Il carro di Taggia rappresenta l’ippica, ovvero le competizioni dell’equitazione praticate all’interno di un ippodromo. Il cavallo di Taggia si trova in un percorso con grandi lettere che “invitano” a conoscere la splendida città di Taggia e di Arma: due bellissime entità, molto diverse ma anche molto simili per la bellezza e la fantasia dei profumi, degli aromi (di Taggia) e dei colori meravigliosi (di Arma). Un posto unico al mondo dove oltre ai fiori, alle erbe aromatiche e alle olive taggiasche, ci sono un mare azzurro e verde e un magnifico litorale che si affaccia direttamente sulla passeggiata.
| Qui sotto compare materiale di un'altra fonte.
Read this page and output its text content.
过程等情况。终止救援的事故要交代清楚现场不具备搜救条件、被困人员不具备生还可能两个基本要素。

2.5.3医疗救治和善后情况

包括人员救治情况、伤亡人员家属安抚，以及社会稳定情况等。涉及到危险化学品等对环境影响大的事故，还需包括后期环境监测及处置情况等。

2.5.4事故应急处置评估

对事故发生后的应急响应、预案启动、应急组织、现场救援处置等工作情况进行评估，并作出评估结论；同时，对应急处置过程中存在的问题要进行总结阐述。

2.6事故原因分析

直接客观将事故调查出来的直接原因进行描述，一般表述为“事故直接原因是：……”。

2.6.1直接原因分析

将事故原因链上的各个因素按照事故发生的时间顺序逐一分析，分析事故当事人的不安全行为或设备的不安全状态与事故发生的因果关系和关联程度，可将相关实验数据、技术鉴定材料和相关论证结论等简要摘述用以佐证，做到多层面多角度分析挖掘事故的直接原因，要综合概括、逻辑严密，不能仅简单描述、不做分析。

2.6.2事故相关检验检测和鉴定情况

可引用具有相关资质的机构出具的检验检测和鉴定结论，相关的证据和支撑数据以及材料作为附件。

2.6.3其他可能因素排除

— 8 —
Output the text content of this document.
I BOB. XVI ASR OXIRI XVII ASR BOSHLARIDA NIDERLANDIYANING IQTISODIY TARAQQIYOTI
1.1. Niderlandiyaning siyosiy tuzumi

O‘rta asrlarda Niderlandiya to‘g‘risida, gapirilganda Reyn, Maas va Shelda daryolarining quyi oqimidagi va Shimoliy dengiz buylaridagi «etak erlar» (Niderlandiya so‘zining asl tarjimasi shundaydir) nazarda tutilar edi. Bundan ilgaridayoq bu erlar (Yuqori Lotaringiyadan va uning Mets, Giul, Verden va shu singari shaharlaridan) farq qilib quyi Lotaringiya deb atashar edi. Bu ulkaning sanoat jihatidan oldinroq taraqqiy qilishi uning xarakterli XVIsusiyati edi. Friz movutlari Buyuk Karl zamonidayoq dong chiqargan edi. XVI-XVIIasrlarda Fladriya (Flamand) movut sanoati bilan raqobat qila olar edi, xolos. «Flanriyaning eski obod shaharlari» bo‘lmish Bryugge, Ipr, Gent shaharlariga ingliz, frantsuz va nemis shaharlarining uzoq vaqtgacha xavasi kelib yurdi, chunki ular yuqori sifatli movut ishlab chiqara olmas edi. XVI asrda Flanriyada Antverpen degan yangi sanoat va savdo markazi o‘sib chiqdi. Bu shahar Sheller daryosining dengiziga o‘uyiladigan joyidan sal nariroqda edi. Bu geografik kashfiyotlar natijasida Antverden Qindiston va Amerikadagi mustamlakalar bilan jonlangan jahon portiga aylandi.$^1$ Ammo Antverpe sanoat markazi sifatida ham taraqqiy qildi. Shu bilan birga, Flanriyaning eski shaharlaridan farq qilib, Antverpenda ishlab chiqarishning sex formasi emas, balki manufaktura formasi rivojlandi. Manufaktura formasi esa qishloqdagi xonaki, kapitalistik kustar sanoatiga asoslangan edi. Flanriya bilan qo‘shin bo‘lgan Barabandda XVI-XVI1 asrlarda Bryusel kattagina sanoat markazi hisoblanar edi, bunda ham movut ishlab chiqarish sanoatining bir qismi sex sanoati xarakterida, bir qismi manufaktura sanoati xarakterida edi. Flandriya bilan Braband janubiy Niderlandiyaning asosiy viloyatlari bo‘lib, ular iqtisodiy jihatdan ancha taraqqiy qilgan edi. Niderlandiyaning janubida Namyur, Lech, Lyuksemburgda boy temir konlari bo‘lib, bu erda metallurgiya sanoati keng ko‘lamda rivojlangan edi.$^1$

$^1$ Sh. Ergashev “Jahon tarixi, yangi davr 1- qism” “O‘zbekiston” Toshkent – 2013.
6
Ogni lettera rappresenta un prodotto tipico locale: le olive Taggiasche con le stupende foglie bicolori, molto apprezzate nella decorazione floreale; le violette, esclusivi fiori coltivati a Taggia; le erbe aromatiche (rosmarino, timo, salvia e lavanda); il ruscus, la mimosa e la ginestra ma soprattutto i ranuncoli, gli anemoni e i papaveri.

Tra i fiori utilizzati degno di nota è senz’altro l’elloboro, una particolare varietà floreale denominata “Francesco” in onore del Santo Padre e fiore simbolo contro la violenza sulle donne. In questo carro il cavallo è di colore verde per ricordare la manifestazione floreale di Genova “Euroflora”, la kermesse primaverile che si svolgerà nei splendidi parchi di Nervi.

Fiori utilizzati:  fiori locali: 10.000 ranuncoli, 1.000 papaveri, 12.000 garofani, 300 violette, 1.000 rose, 500 anemoni, verde ornamentale, erbe aromatiche quali rosmarino, timo, salvia, lavanda, ecc.